Procurement-driven cost cuts in advertising may have an unintended side effect: Cheaper commissions and limited incentives have prompted ad tech vendors to get creative in how they make that money back on such low-margin deals.

In the latest installment of Confessions, in which we exchange anonymity for candor, an ad tech executive said there are vendors that get kickbacks from data vendors in exchange for getting more of their clients to use their data.

Excerpts have been lightly edited for clarity and flow.

Why is there a problem with ad tech vendors making money on the data they sell to clients?
There are ad tech vendors getting big rebates on the targeted CPMs they buy on behalf of advertisers. Advertisers are too worried about their media agencies secretly profiting from their money to see the same thing happening at their demand-side platform. For data providers, the data they own is an asset they can sell time and again, so it’s relatively easy to pay a rebate on that volume. It’s similar to the situation when a media owner sits on their assets and then pays a rebate to an agency for buying.

How do ad tech vendors make money from these hidden rebates?
It’s easier now for advertisers to see how much a data provider charges them because in some instances the invoices come directly to them, and when they don’t, they know how to get that information from their DSP. That pricing information doesn’t offer the full picture, however. Advertisers can’t see whether that same data provider has given the DSP a rebate in exchange for a certain volume of impressions. These rebates tend to be paid quarterly and can account for sums that can represent a double-digit percentage of a DSP’s annual revenue.

Are the rebates worth more to ad tech vendors than their platform fees?
There are some DSPs getting giant rebates on the data they buy from providers. Those ad tech vendors make more money on the data they buy than what they make on the large customers that pay really low platform fees. If you’re an ad tech vendor that’s locked in the arms race to win market share, you have to be creative with how you broker deals in order to offset the fact some of the platform fees you charge agencies and increasingly advertisers just aren’t profitable. It’s not right, but it shows how far some companies are willing to go to keep the lights on.

Why do ad tech vendors agree to deals that aren’t profitable for the business?
Rebates are symptomatic of the race to the bottom caused by advertisers and their procurement teams insisting on the cheapest price possible. It’s created a situation where you have DSPs undercutting each other on platform fees in order to secure more bids being made through their tech. The more volume a tech vendor has, the lower the relative costs of running it. But fees are getting lower to the point where it’s tricky for a DSP to keep investing in its bidding tech and maintain data centers across the globe to listen to bid requests without looking for other ways to stretch already thin margins.

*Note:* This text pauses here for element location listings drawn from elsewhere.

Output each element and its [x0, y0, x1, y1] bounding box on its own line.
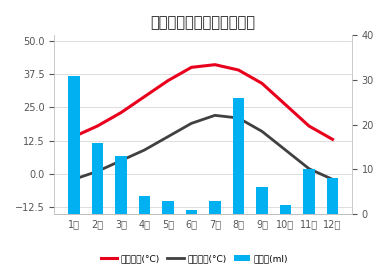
Title: ラスベガスの気温と降水量: ラスベガスの気温と降水量	[151, 15, 256, 30]
最高気温(°C)	[307, 124, 311, 128]
最低気温(°C)	[307, 167, 311, 170]
最高気温(°C)	[283, 103, 288, 106]
Bar	[91, 143, 103, 214]
Bar	[256, 187, 268, 214]
Bar	[186, 209, 197, 214]
最低気温(°C)	[236, 116, 241, 120]
Bar	[162, 201, 174, 214]
最高気温(°C)	[95, 124, 100, 128]
最高気温(°C)	[119, 111, 123, 114]
最低気温(°C)	[142, 149, 147, 152]
最低気温(°C)	[72, 178, 76, 181]
Line: 最低気温(°C): 最低気温(°C)	[74, 115, 333, 179]
Bar	[303, 169, 315, 214]
最低気温(°C)	[259, 130, 264, 133]
最高気温(°C)	[166, 79, 170, 82]
Bar	[115, 156, 127, 214]
最低気温(°C)	[189, 122, 194, 125]
Bar	[68, 76, 80, 214]
最高気温(°C)	[236, 68, 241, 72]
最低気温(°C)	[330, 178, 335, 181]
Bar	[327, 178, 338, 214]
最低気温(°C)	[119, 159, 123, 162]
Bar	[280, 205, 291, 214]
最低気温(°C)	[166, 135, 170, 138]
最低気温(°C)	[95, 170, 100, 173]
最低気温(°C)	[213, 114, 217, 117]
最高気温(°C)	[189, 66, 194, 69]
最高気温(°C)	[213, 63, 217, 66]
Legend: 最高気温(°C), 最低気温(°C), 降水量(ml): 最高気温(°C), 最低気温(°C), 降水量(ml)	[97, 250, 292, 266]
Bar	[233, 98, 244, 214]
最高気温(°C)	[330, 138, 335, 141]
最高気温(°C)	[72, 135, 76, 138]
Bar	[138, 196, 150, 214]
Line: 最高気温(°C): 最高気温(°C)	[74, 65, 333, 139]
最高気温(°C)	[142, 95, 147, 98]
最高気温(°C)	[259, 82, 264, 85]
Bar	[209, 201, 221, 214]
最低気温(°C)	[283, 149, 288, 152]
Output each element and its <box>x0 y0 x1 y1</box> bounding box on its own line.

Why isn’t this a bigger issue in ad tech?
Agencies don’t have much insight into how their ad tech vendors make money, while the ad tech vendors regard data transparency as the elephant in the room. They know they’re delaying the inevitable outrage by not talking about it now, but if they kick this hornet’s nest, then they worry it will invite more downward pressure on pricing. It’s the same thing that happened when the DSPs started to disclose their take rates on bids.

What needs to happen for the rebate issue to be addressed?
The move to transparent media buying across the supply chain will ultimately create a level playing field where media owners, ad tech vendors and agencies can ensure they get paid a fair profit for the services they offer. If advertisers want to see how their ad tech vendors make money, then they need to make sure disclosure is governed in the same way it’s starting to be on the agency side. As it stands, the focus is on making fees transparent, which is a starting point, but shouldn’t be the only factor used to determine the quality of an ad tech vendor. There’s too much focus on the hidden fees made by the agencies and not enough on the rebates to ad tech vendors, which is a classic case of misdirection.